There may be just 800 of these endangered eagles left in the wild

Philippine eagles are one of the largest living eagle species and require a huge territory to thrive. A mapping project found that there may be fewer than a thousand individuals left.

An updated assessment of a rare, rainforest-dwelling eagle confirms the species is critically endangered. But the new insights on its habitat could help bring the bird back from the brink.

There are only about 800 Philippine eagles left, according to the latest survey of their numbers

Klaus Nigge/Philippine Eagle Foundation


Found only on the four major islands of the Philippines, Philippine eagles (Pithecophaga jefferyi) are one of the largest living eagle species – about a metre long and heavier than a bowling ball. They hunt everything from monkeys to large monitor lizards. Due to deforestation and shooting by humans, the eagles are also among the world’s most imperilled raptors, and considered critically endangered by the International Union for Conservation of Nature, the most severe extinction risk category before animals are no longer found in the wild.
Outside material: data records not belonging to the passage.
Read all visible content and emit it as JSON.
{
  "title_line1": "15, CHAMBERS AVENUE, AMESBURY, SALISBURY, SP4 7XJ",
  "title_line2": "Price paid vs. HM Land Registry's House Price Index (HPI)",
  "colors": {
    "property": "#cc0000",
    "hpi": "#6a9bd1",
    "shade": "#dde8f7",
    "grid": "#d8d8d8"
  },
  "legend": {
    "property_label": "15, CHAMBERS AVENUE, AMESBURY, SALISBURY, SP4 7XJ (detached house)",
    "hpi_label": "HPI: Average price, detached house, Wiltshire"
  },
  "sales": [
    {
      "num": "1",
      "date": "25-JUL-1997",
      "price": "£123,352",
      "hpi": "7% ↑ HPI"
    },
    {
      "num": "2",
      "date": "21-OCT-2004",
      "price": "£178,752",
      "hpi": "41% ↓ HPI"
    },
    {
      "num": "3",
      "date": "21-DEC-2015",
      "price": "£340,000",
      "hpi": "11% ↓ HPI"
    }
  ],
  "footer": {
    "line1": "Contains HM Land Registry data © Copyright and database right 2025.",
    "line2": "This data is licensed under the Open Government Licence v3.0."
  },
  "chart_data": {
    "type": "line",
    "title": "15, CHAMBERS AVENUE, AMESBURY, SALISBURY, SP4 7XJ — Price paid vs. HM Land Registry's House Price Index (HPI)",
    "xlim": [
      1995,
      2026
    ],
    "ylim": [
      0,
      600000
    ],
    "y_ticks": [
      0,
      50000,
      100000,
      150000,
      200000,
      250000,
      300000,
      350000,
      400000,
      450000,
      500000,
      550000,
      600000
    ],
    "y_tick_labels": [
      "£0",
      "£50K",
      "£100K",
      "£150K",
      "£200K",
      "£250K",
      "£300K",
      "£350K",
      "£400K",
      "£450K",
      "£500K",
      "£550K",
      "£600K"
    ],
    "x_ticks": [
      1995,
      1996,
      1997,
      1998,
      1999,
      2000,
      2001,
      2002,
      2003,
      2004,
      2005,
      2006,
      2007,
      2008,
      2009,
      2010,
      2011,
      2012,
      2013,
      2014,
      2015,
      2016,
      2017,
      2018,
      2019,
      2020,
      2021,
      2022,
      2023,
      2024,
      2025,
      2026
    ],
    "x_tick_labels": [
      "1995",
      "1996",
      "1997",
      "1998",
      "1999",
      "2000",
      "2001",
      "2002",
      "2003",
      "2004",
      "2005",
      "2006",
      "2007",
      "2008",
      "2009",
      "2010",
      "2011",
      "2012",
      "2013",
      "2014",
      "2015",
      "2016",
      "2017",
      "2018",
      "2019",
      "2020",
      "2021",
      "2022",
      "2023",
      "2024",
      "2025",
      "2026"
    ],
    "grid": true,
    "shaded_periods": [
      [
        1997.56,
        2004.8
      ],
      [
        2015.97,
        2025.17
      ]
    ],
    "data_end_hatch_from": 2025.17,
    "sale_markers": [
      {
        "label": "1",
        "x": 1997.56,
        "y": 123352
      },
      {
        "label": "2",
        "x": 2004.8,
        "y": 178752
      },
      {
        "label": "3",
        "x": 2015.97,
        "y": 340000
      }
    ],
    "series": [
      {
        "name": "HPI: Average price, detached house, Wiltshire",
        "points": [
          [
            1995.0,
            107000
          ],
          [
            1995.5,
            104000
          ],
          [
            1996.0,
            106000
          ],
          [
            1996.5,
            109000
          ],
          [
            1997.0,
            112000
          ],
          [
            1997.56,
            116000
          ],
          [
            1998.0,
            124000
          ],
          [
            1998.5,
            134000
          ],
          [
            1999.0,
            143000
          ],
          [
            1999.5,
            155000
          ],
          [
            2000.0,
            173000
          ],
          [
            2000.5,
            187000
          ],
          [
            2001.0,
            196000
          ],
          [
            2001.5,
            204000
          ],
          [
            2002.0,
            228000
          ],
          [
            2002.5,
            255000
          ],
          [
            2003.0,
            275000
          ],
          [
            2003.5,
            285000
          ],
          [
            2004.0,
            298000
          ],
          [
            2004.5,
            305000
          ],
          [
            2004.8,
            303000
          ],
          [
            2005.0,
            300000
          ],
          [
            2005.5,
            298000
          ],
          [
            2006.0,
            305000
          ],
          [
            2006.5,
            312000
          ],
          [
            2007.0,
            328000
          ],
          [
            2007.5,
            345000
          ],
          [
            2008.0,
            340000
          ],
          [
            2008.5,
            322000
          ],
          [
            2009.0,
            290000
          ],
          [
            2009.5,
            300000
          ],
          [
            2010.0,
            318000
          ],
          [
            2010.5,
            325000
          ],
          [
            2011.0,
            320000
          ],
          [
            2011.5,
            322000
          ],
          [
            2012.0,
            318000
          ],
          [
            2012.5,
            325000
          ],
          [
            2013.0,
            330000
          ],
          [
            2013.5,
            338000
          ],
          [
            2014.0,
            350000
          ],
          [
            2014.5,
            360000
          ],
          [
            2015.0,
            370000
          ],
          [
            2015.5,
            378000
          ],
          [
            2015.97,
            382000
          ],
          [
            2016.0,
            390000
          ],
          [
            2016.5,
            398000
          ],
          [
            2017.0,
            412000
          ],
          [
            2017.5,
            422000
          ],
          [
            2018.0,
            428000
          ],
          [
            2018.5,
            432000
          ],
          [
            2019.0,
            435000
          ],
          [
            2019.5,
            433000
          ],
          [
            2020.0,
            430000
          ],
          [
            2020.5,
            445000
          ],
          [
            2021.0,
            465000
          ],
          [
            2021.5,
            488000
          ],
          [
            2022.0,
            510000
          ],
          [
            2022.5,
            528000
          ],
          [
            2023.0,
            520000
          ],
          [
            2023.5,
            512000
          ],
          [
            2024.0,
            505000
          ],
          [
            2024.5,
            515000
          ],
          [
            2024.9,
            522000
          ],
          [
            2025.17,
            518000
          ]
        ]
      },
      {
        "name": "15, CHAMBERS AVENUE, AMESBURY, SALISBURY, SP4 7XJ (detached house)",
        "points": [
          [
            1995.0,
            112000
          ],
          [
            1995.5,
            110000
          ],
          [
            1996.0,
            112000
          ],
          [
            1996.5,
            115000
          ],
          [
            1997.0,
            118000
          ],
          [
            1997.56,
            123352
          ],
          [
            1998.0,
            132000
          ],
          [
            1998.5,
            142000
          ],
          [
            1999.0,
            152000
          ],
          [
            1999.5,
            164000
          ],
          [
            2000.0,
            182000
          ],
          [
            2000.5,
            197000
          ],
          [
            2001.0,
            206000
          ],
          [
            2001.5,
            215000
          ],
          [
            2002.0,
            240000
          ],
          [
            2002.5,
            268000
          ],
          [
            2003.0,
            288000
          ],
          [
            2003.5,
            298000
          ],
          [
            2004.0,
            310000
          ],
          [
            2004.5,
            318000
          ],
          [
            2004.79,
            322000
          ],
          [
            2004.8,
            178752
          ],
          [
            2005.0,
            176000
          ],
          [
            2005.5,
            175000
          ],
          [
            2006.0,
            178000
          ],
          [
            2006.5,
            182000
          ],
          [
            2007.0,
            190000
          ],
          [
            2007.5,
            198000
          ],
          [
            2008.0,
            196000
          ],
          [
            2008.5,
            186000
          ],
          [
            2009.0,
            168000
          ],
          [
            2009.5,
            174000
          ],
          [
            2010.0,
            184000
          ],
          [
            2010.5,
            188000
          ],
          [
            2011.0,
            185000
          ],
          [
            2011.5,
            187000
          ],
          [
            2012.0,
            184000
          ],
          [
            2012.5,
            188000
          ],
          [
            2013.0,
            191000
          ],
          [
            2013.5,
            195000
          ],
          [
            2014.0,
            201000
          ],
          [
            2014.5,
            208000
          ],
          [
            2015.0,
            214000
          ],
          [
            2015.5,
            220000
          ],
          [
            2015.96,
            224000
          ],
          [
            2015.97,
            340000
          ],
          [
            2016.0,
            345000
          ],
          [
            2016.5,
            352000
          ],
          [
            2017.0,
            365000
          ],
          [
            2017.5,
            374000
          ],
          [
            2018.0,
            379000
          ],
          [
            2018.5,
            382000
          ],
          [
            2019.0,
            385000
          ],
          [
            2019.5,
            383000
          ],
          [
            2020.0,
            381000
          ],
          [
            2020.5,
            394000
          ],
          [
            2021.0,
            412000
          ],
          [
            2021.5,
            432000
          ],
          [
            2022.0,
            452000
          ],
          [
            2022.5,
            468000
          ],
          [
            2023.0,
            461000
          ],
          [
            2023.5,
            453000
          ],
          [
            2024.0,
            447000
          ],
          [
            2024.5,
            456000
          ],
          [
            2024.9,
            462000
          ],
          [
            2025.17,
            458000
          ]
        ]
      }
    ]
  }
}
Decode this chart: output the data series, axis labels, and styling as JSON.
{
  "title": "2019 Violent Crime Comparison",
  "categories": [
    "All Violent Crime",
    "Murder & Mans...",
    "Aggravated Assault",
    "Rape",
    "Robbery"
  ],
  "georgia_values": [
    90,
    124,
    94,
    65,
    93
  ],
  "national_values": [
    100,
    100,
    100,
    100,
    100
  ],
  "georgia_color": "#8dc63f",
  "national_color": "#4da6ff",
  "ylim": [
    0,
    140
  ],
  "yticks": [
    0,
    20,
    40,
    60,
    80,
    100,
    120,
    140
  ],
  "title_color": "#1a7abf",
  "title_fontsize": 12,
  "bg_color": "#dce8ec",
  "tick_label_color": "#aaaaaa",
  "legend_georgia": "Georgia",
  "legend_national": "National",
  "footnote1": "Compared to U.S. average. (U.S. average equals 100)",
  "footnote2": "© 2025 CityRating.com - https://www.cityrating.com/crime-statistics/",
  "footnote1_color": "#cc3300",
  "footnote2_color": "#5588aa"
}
Yet while enough is known about Philippine eagles to conclude that they are in grave peril, researchers have very little detail about their range and habitat needs. That is largely thanks to their sparse numbers in remote, hard-to-access forest habitats, says Chris McClure at The Peregrine Fund in Idaho.

“There are literally gaps in the map where we don’t know whether or not the species exists,” he says.

Additionally, says Jayson Ibañez at the Philippine Eagle Foundation in the Philippines, his organisation hadn’t conducted any eagle population estimations since the early 2000s.

To help fill these knowledge gaps, the Philippine Eagle Foundation partnered with the Peregrine Fund, updating the raptor’s estimated range and population size across the entire country.

The researchers used satellite data to determine what regions of forest across the Philippines would be suitable habitat for the eagles. Location and nesting records of dozens of birds on the island of Mindanao helped the team estimate how many territorial breeding pairs of eagles could fit into the available habitat, and where they were likely to thrive. This relationship was extrapolated out to the four major islands the eagles inhabit.

The researchers estimate that forest habitats across the entire country could support just under 800 eagles in total. About one-third of the eagles’ suitable habitat currently sits within protected areas. But since the Philippine eagle requires lots of space to feed and reproduce, the researchers estimate that the species needs at least 45 per cent of its range protected for long-term conservation.

“[The eagle] is indeed as critically endangered as we thought,” says McClure.

But mapping relative habitat quality can be crucial for future conservation efforts.

“Now we have a clear guide on which particular Philippine eagle habitats need to be protected,” says Ibañez. The researchers outline suggested regions for new protections, such as the Apayao Lowland Forest in northern Luzon and the Sibuco and Sirawai regions of western Mindanao.

Since the mapping only shows where eagles have the potential to live, not where they can be found now, it could be used to identify suitable territories for releasing captive raised or rehabilitated eagles into the wild, says McClure.

“If it’s empty habitat, then that’s prime real estate to release a new pair of birds.”